Сначала засуха, потом дожди, потом пекло.
— Говорят, что каждый следующий год хуже предыдущего, — произнесла гостья. — У нас на работе кто-то сказал: «Сейчас настолько жарко, что можно поджарить яйцо на...»
— Да-да, на капоте машины, я знаю, — раздраженно закончила Диана. Потом улыбнулась, чтобы смягчить впечатление от, несвойственной ей грубости. Поистине эта жара несносна, если она не сумела сдержать себя, слишком хорошо понимая, какие последствия это может иметь в замкнутом обществе небольшого Мосс-Грова. И стараясь, чтобы ее слова звучали тепло и непринужденно, весело спросила: — Почему бы нам не сконцентрироваться и не пригнать сюда тучку? Говорят, воля человека может творить чудеса. — Почувствовав, что это звучит как жалкая претензия на остроумие, она смолкла.
Но Бонни подхватила:
— Может, мы что-то сделали с атмосферой? — И она пустилась в пространные рассуждения об окружающей среде. Это дало Диане возможность сделать новый стакан ледяного чая и вернуть себе обычное спокойствие.
Но эта жара... Впрочем, даже не жара, а влажность. Именно это сочетание жары и влажности переносить тяжелее всего.
День походил на другие, как две капли воды: ни к чему не обязывающие разговоры, обрывки слов и обмен пустыми фразами встречающихся на улицах малознакомых людей.

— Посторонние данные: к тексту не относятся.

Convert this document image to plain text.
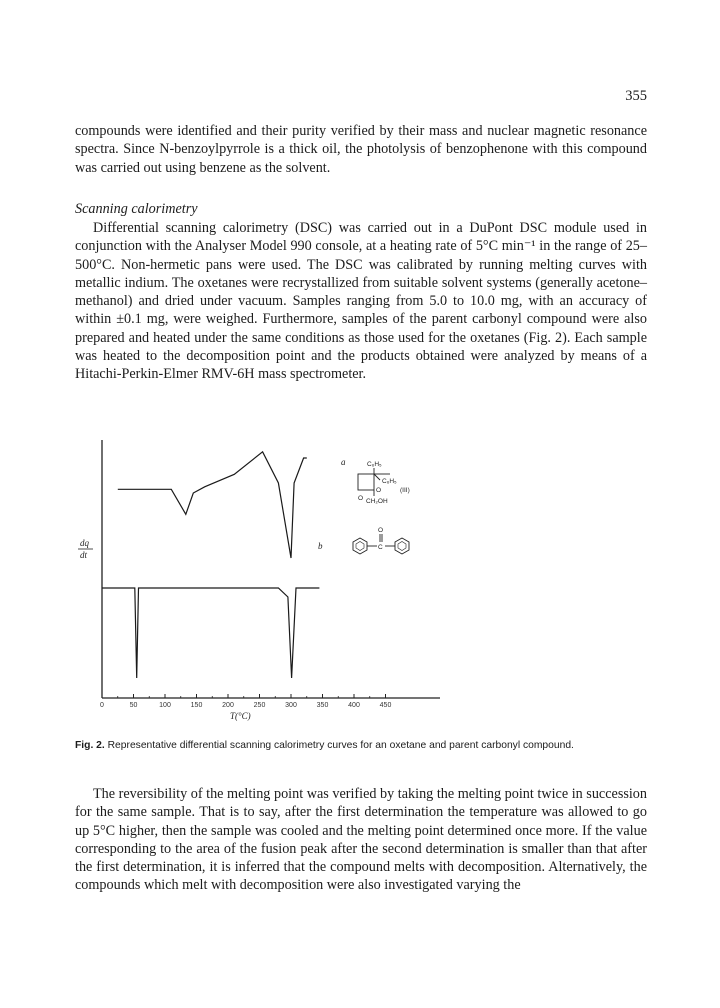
355

compounds were identified and their purity verified by their mass and nuclear magnetic resonance spectra. Since N-benzoylpyrrole is a thick oil, the photolysis of benzophenone with this compound was carried out using benzene as the solvent.

Scanning calorimetry

Differential scanning calorimetry (DSC) was carried out in a DuPont DSC module used in conjunction with the Analyser Model 990 console, at a heating rate of 5°C min⁻¹ in the range of 25–500°C. Non-hermetic pans were used. The DSC was calibrated by running melting curves with metallic indium. The oxetanes were recrystallized from suitable solvent systems (generally acetone–methanol) and dried under vacuum. Samples ranging from 5.0 to 10.0 mg, with an accuracy of within ±0.1 mg, were weighed. Furthermore, samples of the parent carbonyl compound were also prepared and heated under the same conditions as those used for the oxetanes (Fig. 2). Each sample was heated to the decomposition point and the products obtained were analyzed by means of a Hitachi-Perkin-Elmer RMV-6H mass spectrometer.

0	50	100	150	200	250	300	350	400	450
dq
dt
T(°C)
a
b
C₆H₅
C₆H₅
O
O CH₂OH
(III)
O
C

Fig. 2. Representative differential scanning calorimetry curves for an oxetane and parent carbonyl compound.

The reversibility of the melting point was verified by taking the melting point twice in succession for the same sample. That is to say, after the first determination the temperature was allowed to go up 5°C higher, then the sample was cooled and the melting point determined once more. If the value corresponding to the area of the fusion peak after the second determination is smaller than that after the first determination, it is inferred that the compound melts with decomposition. Alternatively, the compounds which melt with decomposition were also investigated varying the
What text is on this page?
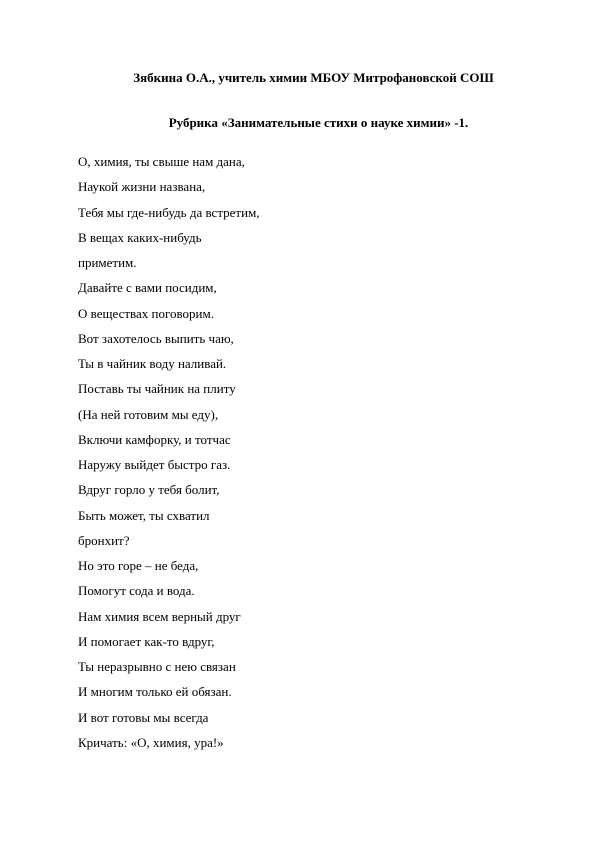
Зябкина О.А., учитель химии МБОУ Митрофановской СОШ
Рубрика «Занимательные стихи о науке химии» -1.
О, химия, ты свыше нам дана,
Наукой жизни названа,
Тебя мы где-нибудь да встретим,
В вещах каких-нибудь
приметим.
Давайте с вами посидим,
О веществах поговорим.
Вот захотелось выпить чаю,
Ты в чайник воду наливай.
Поставь ты чайник на плиту
(На ней готовим мы еду),
Включи камфорку, и тотчас
Наружу выйдет быстро газ.
Вдруг горло у тебя болит,
Быть может, ты схватил
бронхит?
Но это горе – не беда,
Помогут сода и вода.
Нам химия всем верный друг
И помогает как-то вдруг,
Ты неразрывно с нею связан
И многим только ей обязан.
И вот готовы мы всегда
Кричать: «О, химия, ура!»
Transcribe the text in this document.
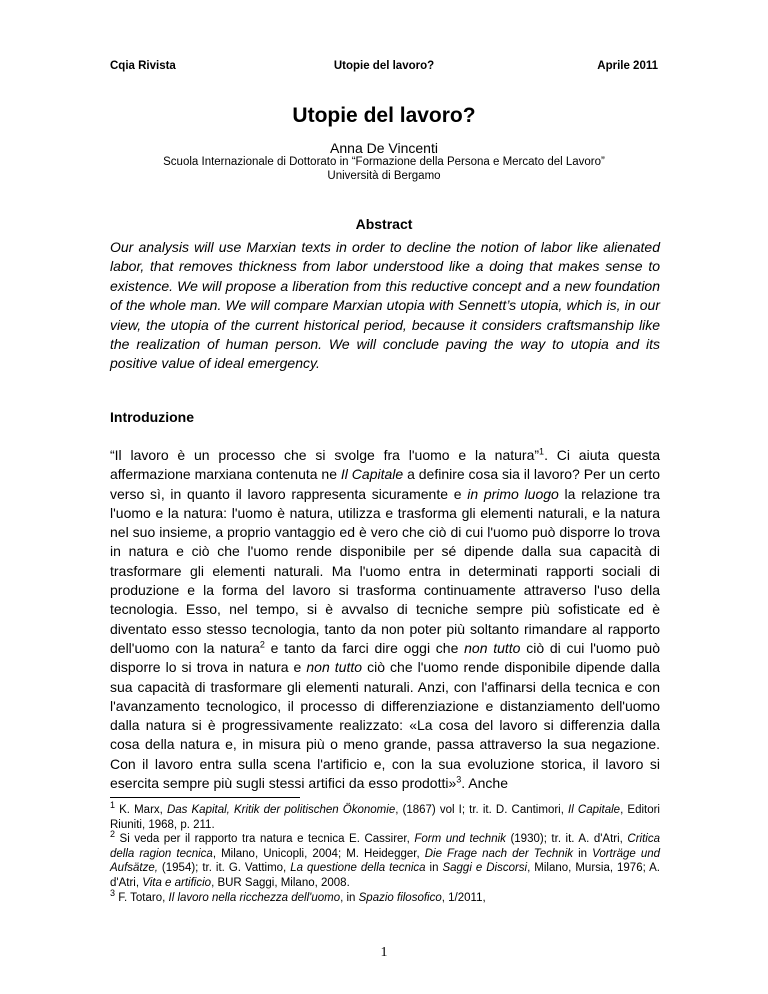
Cqia Rivista	Utopie del lavoro?	Aprile 2011
Utopie del lavoro?
Anna De Vincenti
Scuola Internazionale di Dottorato in “Formazione della Persona e Mercato del Lavoro”
Università di Bergamo
Abstract
Our analysis will use Marxian texts in order to decline the notion of labor like alienated labor, that removes thickness from labor understood like a doing that makes sense to existence. We will propose a liberation from this reductive concept and a new foundation of the whole man. We will compare Marxian utopia with Sennett’s utopia, which is, in our view, the utopia of the current historical period, because it considers craftsmanship like the realization of human person. We will conclude paving the way to utopia and its positive value of ideal emergency.
Introduzione

“Il lavoro è un processo che si svolge fra l'uomo e la natura”$^1$. Ci aiuta questa affermazione marxiana contenuta ne Il Capitale a definire cosa sia il lavoro? Per un certo verso sì, in quanto il lavoro rappresenta sicuramente e in primo luogo la relazione tra l'uomo e la natura: l'uomo è natura, utilizza e trasforma gli elementi naturali, e la natura nel suo insieme, a proprio vantaggio ed è vero che ciò di cui l'uomo può disporre lo trova in natura e ciò che l'uomo rende disponibile per sé dipende dalla sua capacità di trasformare gli elementi naturali. Ma l'uomo entra in determinati rapporti sociali di produzione e la forma del lavoro si trasforma continuamente attraverso l'uso della tecnologia. Esso, nel tempo, si è avvalso di tecniche sempre più sofisticate ed è diventato esso stesso tecnologia, tanto da non poter più soltanto rimandare al rapporto dell'uomo con la natura$^2$ e tanto da farci dire oggi che non tutto ciò di cui l'uomo può disporre lo si trova in natura e non tutto ciò che l'uomo rende disponibile dipende dalla sua capacità di trasformare gli elementi naturali. Anzi, con l'affinarsi della tecnica e con l'avanzamento tecnologico, il processo di differenziazione e distanziamento dell'uomo dalla natura si è progressivamente realizzato: «La cosa del lavoro si differenzia dalla cosa della natura e, in misura più o meno grande, passa attraverso la sua negazione. Con il lavoro entra sulla scena l'artificio e, con la sua evoluzione storica, il lavoro si esercita sempre più sugli stessi artifici da esso prodotti»$^3$. Anche

$^1$ K. Marx, Das Kapital, Kritik der politischen Ökonomie, (1867) vol I; tr. it. D. Cantimori, Il Capitale, Editori Riuniti, 1968, p. 211.

$^2$ Si veda per il rapporto tra natura e tecnica E. Cassirer, Form und technik (1930); tr. it. A. d'Atri, Critica della ragion tecnica, Milano, Unicopli, 2004; M. Heidegger, Die Frage nach der Technik in Vorträge und Aufsätze, (1954); tr. it. G. Vattimo, La questione della tecnica in Saggi e Discorsi, Milano, Mursia, 1976; A. d'Atri, Vita e artificio, BUR Saggi, Milano, 2008.

$^3$ F. Totaro, Il lavoro nella ricchezza dell'uomo, in Spazio filosofico, 1/2011,

1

Расслабленные обессиленные жарой и не способные ни на чем сосредоточиться люди как заводные куклы автоматически выполняли привычные обязанности. Нигде нельзя было найти желанной прохлады. Нечем было дышать в нагретых солнцем автомобилях с горячими сиденьями и даже в тени пешеходных дорожек. Через несколько минут после выхода на улицу одежда становилась мокрой от пота, появлялось раздражение против всех и вся. Начинал болеть затылок и взор невольно начинал искать хоть одно облачко в пылающем небе.
Зазвенел телефон, прервав размышления Дианы о жаре и разглагольствования Бонни об окружающей среде.

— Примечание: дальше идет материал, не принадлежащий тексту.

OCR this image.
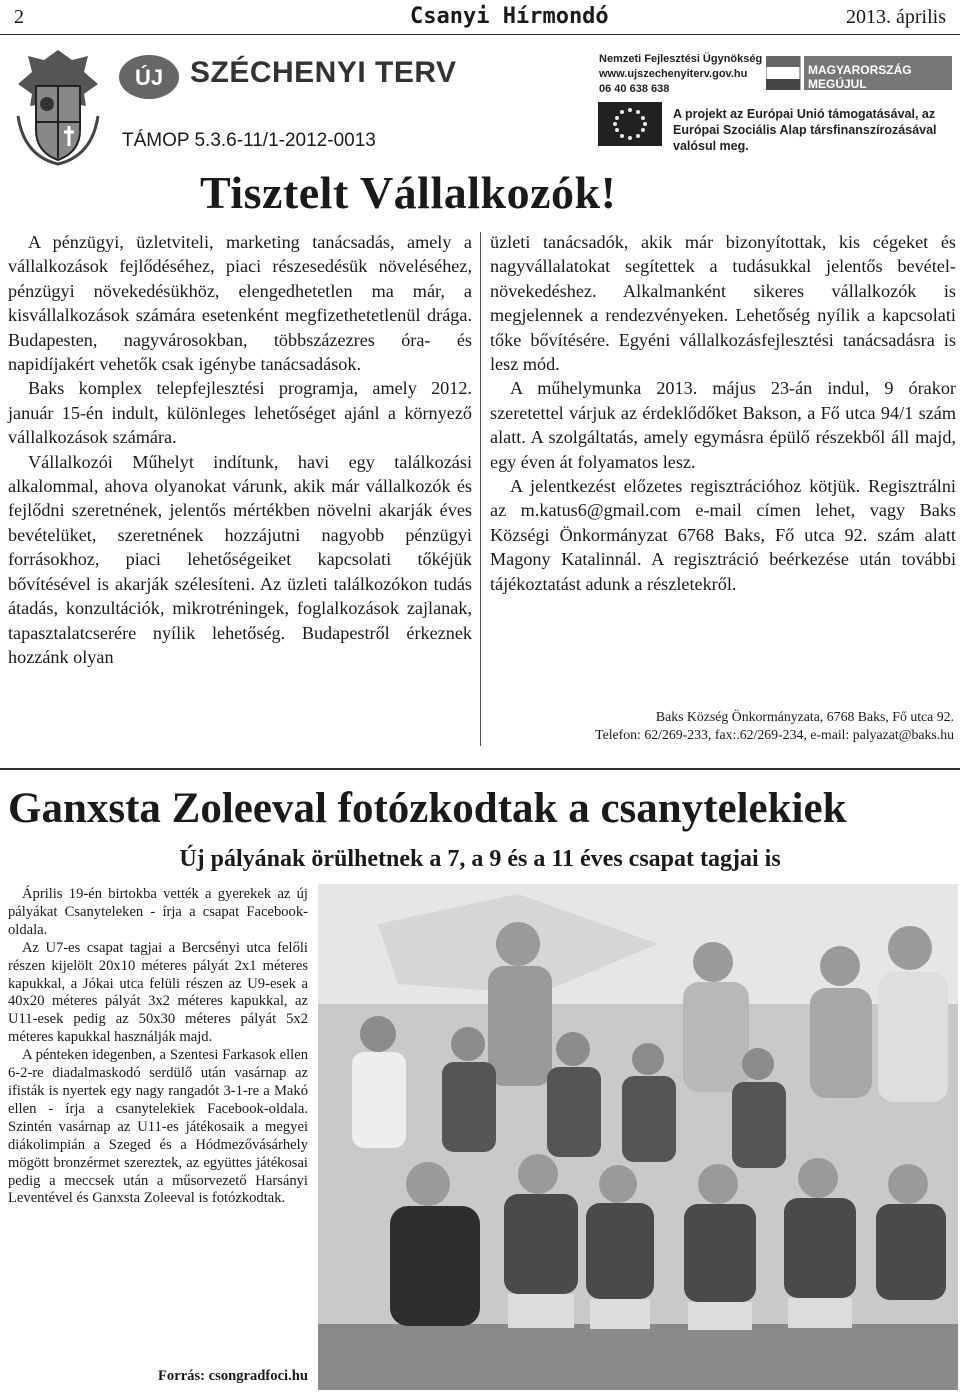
2	Csanyi Hírmondó	2013. április
ÚJ SZÉCHENYI TERV
TÁMOP 5.3.6-11/1-2012-0013
Nemzeti Fejlesztési Ügynökség
www.ujszechenyiterv.gov.hu
06 40 638 638
MAGYARORSZÁG MEGÚJUL
A projekt az Európai Unió támogatásával, az Európai Szociális Alap társfinanszírozásával valósul meg.
Tisztelt Vállalkozók!

A pénzügyi, üzletviteli, marketing tanácsadás, amely a vállalkozások fejlődéséhez, piaci részesedésük növeléséhez, pénzügyi növekedésükhöz, elengedhetetlen ma már, a kisvállalkozások számára esetenként megfizethetetlenül drága. Budapesten, nagyvárosokban, többszázezres óra- és napidíjakért vehetők csak igénybe tanácsadások.

Baks komplex telepfejlesztési programja, amely 2012. január 15-én indult, különleges lehetőséget ajánl a környező vállalkozások számára.

Vállalkozói Műhelyt indítunk, havi egy találkozási alkalommal, ahova olyanokat várunk, akik már vállalkozók és fejlődni szeretnének, jelentős mértékben növelni akarják éves bevételüket, szeretnének hozzájutni nagyobb pénzügyi forrásokhoz, piaci lehetőségeiket kapcsolati tőkéjük bővítésével is akarják szélesíteni. Az üzleti találkozókon tudás átadás, konzultációk, mikrotréningek, foglalkozások zajlanak, tapasztalatcserére nyílik lehetőség. Budapestről érkeznek hozzánk olyan

üzleti tanácsadók, akik már bizonyítottak, kis cégeket és nagyvállalatokat segítettek a tudásukkal jelentős bevétel-növekedéshez. Alkalmanként sikeres vállalkozók is megjelennek a rendezvényeken. Lehetőség nyílik a kapcsolati tőke bővítésére. Egyéni vállalkozásfejlesztési tanácsadásra is lesz mód.

A műhelymunka 2013. május 23-án indul, 9 órakor szeretettel várjuk az érdeklődőket Bakson, a Fő utca 94/1 szám alatt. A szolgáltatás, amely egymásra épülő részekből áll majd, egy éven át folyamatos lesz.

A jelentkezést előzetes regisztrációhoz kötjük. Regisztrálni az m.katus6@gmail.com e-mail címen lehet, vagy Baks Községi Önkormányzat 6768 Baks, Fő utca 92. szám alatt Magony Katalinnál. A regisztráció beérkezése után további tájékoztatást adunk a részletekről.

Baks Község Önkormányzata, 6768 Baks, Fő utca 92.
Telefon: 62/269-233, fax:.62/269-234, e-mail: palyazat@baks.hu
Ganxsta Zoleeval fotózkodtak a csanytelekiek
Új pályának örülhetnek a 7, a 9 és a 11 éves csapat tagjai is

Április 19-én birtokba vették a gyerekek az új pályákat Csanyteleken - írja a csapat Facebook-oldala.

Az U7-es csapat tagjai a Bercsényi utca felőli részen kijelölt 20x10 méteres pályát 2x1 méteres kapukkal, a Jókai utca felüli részen az U9-esek a 40x20 méteres pályát 3x2 méteres kapukkal, az U11-esek pedig az 50x30 méteres pályát 5x2 méteres kapukkal használják majd.

A pénteken idegenben, a Szentesi Farkasok ellen 6-2-re diadalmaskodó serdülő után vasárnap az ifisták is nyertek egy nagy rangadót 3-1-re a Makó ellen - írja a csanytelekiek Facebook-oldala. Szintén vasárnap az U11-es játékosaik a megyei diákolimpián a Szeged és a Hódmezővásárhely mögött bronzérmet szereztek, az együttes játékosai pedig a meccsek után a műsorvezető Harsányi Leventével és Ganxsta Zoleeval is fotózkodtak.

Forrás: csongradfoci.hu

— Извини, Бон, — она подняла трубку, — алло?
— Моя принцесса?
— Привет, — сказала она, сразу смягчаясь.
— Что делаешь?
— Плавлюсь. — Она вздохнула.
— Я рад, что так действую на тебя, — прошептал он в микрофон бархатным голосом за несколько миль от Бакхеда.
— Да, ты действуешь на меня именно так. — Она улыбнулась и поправила сережку. — Ты тоже поджариваешься?
— Это и есть телефонный секс?
— Может быть, — последовал нежный ответ, — я думала о тебе.
— Мы можем поговорить?
— Не сейчас, — ответила она, понижая голос.
— О-о, — простонал он на другом конце провода, но не допустил, чтобы в голосе прозвучала досада и разочарование. По-прежнему мягко, он спросил: — У тебя Бонни?
— Да, мы пьем чай со льдом. Хочешь приехать? — поддразнивала она.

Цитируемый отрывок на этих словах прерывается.